Donald Trump’s new counterterrorism strategy lands with a hard political edge and a striking lack of detail about how the administration plans to confront actual threats.

Reports indicate the 16-page memo, introduced by counterterrorism adviser Sebastian Gorka, spends as much energy defining ideological enemies as it does explaining policy. Critics describe the document as heavily rhetorical, aimed at the Biden administration, transgender people and some Islamist groups, while offering little concrete guidance on domestic or foreign political violence. That imbalance has fueled concerns that the strategy serves more as a statement of grievance than a governing blueprint.

Critics say the strategy reads less like an operational plan and more like a political manifesto built around enemies.

The rollout added to the controversy. During a call with journalists, Gorka reportedly used inflammatory language to describe critics of the administration’s war in Iran, underscoring the combative style that appears to shape the document itself. That tone matters because counterterrorism strategy usually aims to clarify threats, priorities and tools. Here, critics argue, the language clouds those basics instead of sharpening them.

Key Facts

  • Reports describe the strategy as a 16-page memo introduced by Sebastian Gorka.
  • Critics say the document emphasizes political and cultural enemies more than operational planning.
  • The strategy reportedly offers limited clarity on domestic and international political violence threats.
  • Its rollout drew added scrutiny after Gorka reportedly used inflammatory language on a media call.
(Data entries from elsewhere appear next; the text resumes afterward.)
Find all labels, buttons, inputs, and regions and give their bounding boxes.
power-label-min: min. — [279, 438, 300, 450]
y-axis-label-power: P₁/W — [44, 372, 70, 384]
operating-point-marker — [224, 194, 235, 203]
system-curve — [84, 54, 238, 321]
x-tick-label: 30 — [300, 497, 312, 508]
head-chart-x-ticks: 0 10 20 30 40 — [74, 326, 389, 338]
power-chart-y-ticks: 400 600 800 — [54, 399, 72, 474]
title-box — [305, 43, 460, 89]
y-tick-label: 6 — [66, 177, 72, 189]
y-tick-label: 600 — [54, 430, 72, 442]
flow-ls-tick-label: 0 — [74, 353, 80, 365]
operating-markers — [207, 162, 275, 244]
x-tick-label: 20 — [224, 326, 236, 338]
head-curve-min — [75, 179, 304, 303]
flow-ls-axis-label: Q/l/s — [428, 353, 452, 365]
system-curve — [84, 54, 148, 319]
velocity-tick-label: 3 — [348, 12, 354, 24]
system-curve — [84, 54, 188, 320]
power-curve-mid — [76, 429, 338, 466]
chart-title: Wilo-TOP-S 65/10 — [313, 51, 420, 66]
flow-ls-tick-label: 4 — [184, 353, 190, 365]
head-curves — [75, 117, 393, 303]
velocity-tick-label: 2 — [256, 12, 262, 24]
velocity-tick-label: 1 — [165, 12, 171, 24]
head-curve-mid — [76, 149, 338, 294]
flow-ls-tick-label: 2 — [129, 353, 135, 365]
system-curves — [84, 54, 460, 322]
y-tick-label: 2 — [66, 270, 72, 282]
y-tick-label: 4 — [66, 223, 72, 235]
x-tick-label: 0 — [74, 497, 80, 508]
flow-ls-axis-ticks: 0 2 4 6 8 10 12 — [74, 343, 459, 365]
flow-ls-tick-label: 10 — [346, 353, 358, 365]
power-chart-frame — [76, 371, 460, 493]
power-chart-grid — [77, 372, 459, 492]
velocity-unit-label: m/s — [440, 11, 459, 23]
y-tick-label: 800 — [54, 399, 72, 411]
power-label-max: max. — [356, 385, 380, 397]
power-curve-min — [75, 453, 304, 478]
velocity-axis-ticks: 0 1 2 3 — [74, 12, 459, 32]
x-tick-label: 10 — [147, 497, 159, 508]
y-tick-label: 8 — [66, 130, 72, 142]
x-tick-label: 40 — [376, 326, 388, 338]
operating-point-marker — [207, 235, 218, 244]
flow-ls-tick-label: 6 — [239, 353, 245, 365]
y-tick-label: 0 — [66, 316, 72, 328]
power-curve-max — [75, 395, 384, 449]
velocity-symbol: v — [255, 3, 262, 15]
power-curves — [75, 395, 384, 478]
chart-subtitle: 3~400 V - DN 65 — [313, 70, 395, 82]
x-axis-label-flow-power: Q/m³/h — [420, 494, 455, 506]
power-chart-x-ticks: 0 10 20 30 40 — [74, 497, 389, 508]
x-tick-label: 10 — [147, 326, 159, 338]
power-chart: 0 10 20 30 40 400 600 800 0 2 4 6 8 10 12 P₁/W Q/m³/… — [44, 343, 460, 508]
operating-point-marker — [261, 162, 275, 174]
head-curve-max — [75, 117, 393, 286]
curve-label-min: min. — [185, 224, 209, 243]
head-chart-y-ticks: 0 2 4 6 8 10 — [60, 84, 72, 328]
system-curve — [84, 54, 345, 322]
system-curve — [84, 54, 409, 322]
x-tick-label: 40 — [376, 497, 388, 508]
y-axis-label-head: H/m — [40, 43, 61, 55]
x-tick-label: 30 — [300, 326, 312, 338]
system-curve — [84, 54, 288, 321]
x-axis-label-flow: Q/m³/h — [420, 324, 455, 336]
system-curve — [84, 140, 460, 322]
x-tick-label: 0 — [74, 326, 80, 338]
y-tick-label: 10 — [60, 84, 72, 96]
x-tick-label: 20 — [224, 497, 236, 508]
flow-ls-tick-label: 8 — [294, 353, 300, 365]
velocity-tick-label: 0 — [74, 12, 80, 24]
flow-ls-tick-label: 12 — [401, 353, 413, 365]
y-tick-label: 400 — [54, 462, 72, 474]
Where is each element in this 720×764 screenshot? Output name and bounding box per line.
The backlash centers on substance as much as rhetoric. Analysts and critics, according to the reports, argue that a national counterterrorism framework should spell out what dangers the government sees, how agencies will respond and where resources will go. Instead, this document appears to leave those questions unresolved. That gap could carry real consequences if agencies receive broad political signals without detailed policy direction.
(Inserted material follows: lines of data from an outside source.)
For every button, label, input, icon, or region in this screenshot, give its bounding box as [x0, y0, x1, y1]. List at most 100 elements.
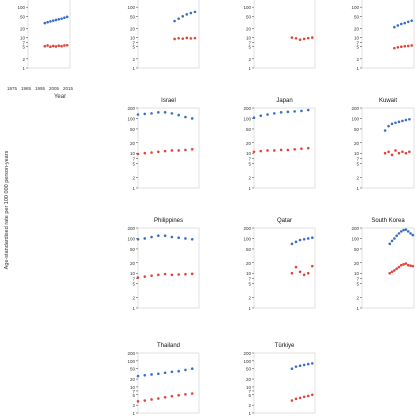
panel-title: Israel [161, 98, 176, 104]
y-tick-label: 5 [132, 162, 135, 167]
x-tick-label: 1995 [35, 86, 46, 91]
panel-title: South Korea [371, 218, 405, 224]
data-point [396, 24, 400, 27]
data-point [302, 395, 306, 399]
y-tick-label: 1 [356, 66, 359, 71]
data-point [406, 44, 410, 48]
data-point [252, 150, 256, 154]
data-series [43, 43, 69, 49]
x-tick-label: 1975 [7, 86, 18, 91]
data-series [290, 36, 314, 42]
data-point [395, 267, 398, 271]
data-point [406, 20, 410, 24]
data-point [396, 45, 400, 49]
y-tick-label: 20 [354, 26, 360, 31]
y-tick-label: 20 [246, 26, 252, 31]
y-tick-label: 7 [356, 277, 359, 282]
y-tick-label: 100 [17, 5, 25, 10]
y-tick-label: 7 [132, 389, 135, 394]
data-point [150, 398, 153, 401]
data-point [184, 115, 187, 119]
data-point [411, 233, 415, 237]
data-point [184, 272, 187, 276]
data-point [190, 237, 194, 241]
data-point [190, 367, 194, 370]
y-tick-label: 5 [22, 45, 25, 50]
data-point [294, 240, 298, 244]
data-point [390, 122, 394, 126]
data-series [252, 108, 310, 120]
data-point [259, 114, 263, 118]
data-point [302, 37, 306, 41]
x-tick-label: 2015 [63, 86, 74, 91]
y-tick-label: 200 [351, 226, 359, 231]
y-tick-label: 10 [354, 271, 360, 276]
data-point [408, 117, 411, 121]
data-point [173, 19, 176, 23]
data-point [190, 392, 194, 395]
y-tick-label: 50 [130, 127, 136, 132]
y-tick-label: 100 [351, 5, 359, 10]
y-tick-label: 200 [127, 0, 135, 1]
data-point [163, 396, 167, 399]
data-point [286, 148, 290, 152]
data-point [410, 44, 413, 47]
data-point [293, 147, 296, 151]
panel-title: Qatar [277, 218, 292, 224]
data-point [310, 362, 314, 365]
y-tick-label: 1 [132, 186, 135, 191]
data-point [404, 228, 408, 231]
data-point [306, 108, 310, 112]
y-tick-label: 50 [130, 367, 136, 372]
y-tick-label: 10 [20, 36, 26, 41]
data-point [136, 113, 140, 116]
data-point [286, 110, 290, 114]
data-point [394, 149, 397, 152]
y-tick-label: 1 [132, 66, 135, 71]
panel-title: Thailand [157, 343, 180, 349]
data-point [43, 44, 47, 48]
y-tick-label: 1 [356, 306, 359, 311]
data-point [136, 237, 140, 241]
y-tick-label: 1 [356, 186, 359, 191]
data-point [390, 239, 394, 243]
y-tick-label: 10 [130, 271, 136, 276]
data-series [136, 234, 194, 241]
data-point [310, 236, 314, 240]
data-point [306, 237, 310, 240]
data-point [388, 242, 392, 246]
y-axis-label: Age-standardised rate per 100 000 person… [4, 150, 10, 269]
data-series [252, 146, 310, 154]
y-tick-label: 5 [132, 45, 135, 50]
y-tick-label: 7 [132, 157, 135, 162]
data-point [298, 238, 302, 242]
data-point [51, 19, 55, 22]
data-point [397, 265, 401, 269]
data-point [189, 37, 193, 40]
data-point [404, 262, 408, 265]
data-point [409, 264, 412, 267]
y-tick-label: 50 [130, 247, 136, 252]
data-point [306, 36, 310, 40]
y-tick-label: 2 [356, 296, 359, 301]
data-point [163, 272, 167, 276]
data-point [310, 264, 314, 268]
data-point [136, 152, 140, 156]
plot-frame [361, 227, 415, 309]
data-point [170, 273, 174, 277]
data-point [150, 235, 153, 239]
data-point [65, 15, 69, 19]
data-point [143, 275, 147, 278]
panel-title: Japan [276, 98, 292, 104]
y-tick-label: 1 [248, 186, 251, 191]
data-point [150, 274, 153, 277]
data-point [399, 45, 403, 49]
data-series [388, 262, 415, 275]
data-point [395, 234, 398, 238]
data-point [411, 264, 415, 268]
data-point [401, 119, 404, 123]
data-point [65, 43, 69, 47]
data-point [266, 149, 269, 152]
What happens next will determine whether this strategy remains a symbolic document or becomes a governing template. If administration officials build policy from its language, the debate will move quickly from tone to implementation across law enforcement, intelligence and foreign policy. That matters because counterterrorism plans do more than name threats — they shape who the government watches, what it prioritizes and how it defines security at home and abroad.